Welcome to Day Four of Prep Week!
Today we are going to watch a short video of a sample day living life on the 30 Days to Healthy Living program by Arbonne Area Manager Amy Bellinger. Get ready to watch how simple this is!
Remember asking questions is how we learn and your consultant is there for you. Please reach out to them with any questions you may have about how to incorporate the Arbonne products into your daily routine. You can also ask your questions right in the Facebook group. There are lots of us who have been living this plan for years and we love to help!
Meal Prepping:
A great way to stay consistent during this challenge is by planning your meals. Most people underestimate the amount of food they eat and overestimate the amount of liquid they drink every day. It’s important to consume the right amount and balance of nutrients to support your body’s needs, along with enough hydration, which is what meal planning can help you do!
Manage your Meal Planning
- You can plan at least five meals for the week and make a grocery list that includes things you need for those meals. It helps to shop faster and also know what we will be having to eat. See the recipes tab for recipes, weekly meal plans, and shopping lists. These recipes are family friendly so you don’t have to prepare one meal for you and another for your family. You will all be eating healthy together!
- Prepare raw vegetables ahead of time and put into storage containers in the fridge. It makes meal preparation easier when in a hurry.

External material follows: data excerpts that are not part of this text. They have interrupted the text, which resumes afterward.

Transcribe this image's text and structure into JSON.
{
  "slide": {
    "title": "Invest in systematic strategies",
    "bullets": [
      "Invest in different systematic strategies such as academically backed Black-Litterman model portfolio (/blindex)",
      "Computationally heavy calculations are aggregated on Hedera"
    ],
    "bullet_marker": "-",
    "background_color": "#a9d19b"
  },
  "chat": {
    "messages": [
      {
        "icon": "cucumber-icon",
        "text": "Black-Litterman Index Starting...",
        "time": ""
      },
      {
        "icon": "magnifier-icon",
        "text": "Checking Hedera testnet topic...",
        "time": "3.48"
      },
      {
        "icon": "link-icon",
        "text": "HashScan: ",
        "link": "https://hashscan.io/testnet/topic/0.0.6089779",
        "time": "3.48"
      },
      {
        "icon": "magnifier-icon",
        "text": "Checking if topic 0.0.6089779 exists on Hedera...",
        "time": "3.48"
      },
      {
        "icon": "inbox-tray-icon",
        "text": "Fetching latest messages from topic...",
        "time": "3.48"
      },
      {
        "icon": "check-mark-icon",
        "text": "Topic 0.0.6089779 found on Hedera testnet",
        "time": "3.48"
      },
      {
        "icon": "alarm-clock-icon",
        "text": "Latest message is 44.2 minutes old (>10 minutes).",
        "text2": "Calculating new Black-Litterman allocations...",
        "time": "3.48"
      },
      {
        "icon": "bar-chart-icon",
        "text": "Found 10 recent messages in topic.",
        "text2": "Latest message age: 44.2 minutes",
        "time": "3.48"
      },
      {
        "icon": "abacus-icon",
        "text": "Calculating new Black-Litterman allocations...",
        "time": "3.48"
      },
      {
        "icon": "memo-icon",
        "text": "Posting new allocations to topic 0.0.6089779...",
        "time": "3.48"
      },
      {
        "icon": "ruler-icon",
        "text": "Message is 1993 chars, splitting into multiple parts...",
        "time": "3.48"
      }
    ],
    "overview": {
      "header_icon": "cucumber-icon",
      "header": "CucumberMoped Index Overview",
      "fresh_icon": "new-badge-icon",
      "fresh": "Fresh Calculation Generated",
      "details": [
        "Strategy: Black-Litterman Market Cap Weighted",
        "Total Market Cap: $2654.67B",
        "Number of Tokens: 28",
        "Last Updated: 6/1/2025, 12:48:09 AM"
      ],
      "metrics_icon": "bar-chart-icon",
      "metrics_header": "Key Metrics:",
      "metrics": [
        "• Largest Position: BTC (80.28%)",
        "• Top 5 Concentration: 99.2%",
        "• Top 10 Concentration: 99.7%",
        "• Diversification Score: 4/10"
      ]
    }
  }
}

- Get the family involved. When children and teens help with meal prep they are more likely to be adventurous when eating so getting them involved will help them eat healthier, too.
- You can use an app to keep track of your favorite recipes online and to find inspiration. (My Fitness Pal is a good one)
- Have a few quick and easy meals that you can make with minimal ingredients in case you don’t have much food in the house.
- If having dinner or lunch out with friends, look at the menu online ahead of time to make it easier for a healthy meal choice. Then spend more time catching up instead of perusing a menu and stick to your plan.
- If there are a few meals that you and your family absolutely love make a double or triple batch and freeze them for the next week. That way all you have to do is defrost, heat, and serve on those extra busy days. Or use extra’s for lunches the next day.
Prepping meals or salads in advance is simple. There are lots of recipes for doing this online. TIP – look at the recipe reviews for special tips and hints for that particular recipe to make it even better and/or easier.
If you have an instant pot that can save you a lot of time during meal prep. This is one of our favorite instant pot recipe books.
TIP – If you have children or teens have them each choose one recipe from the book on Sunday and then plan to prepare it together one dinner during the week. Not only will it teach your children/teens to try new foods but they will learn to recipe plan, too.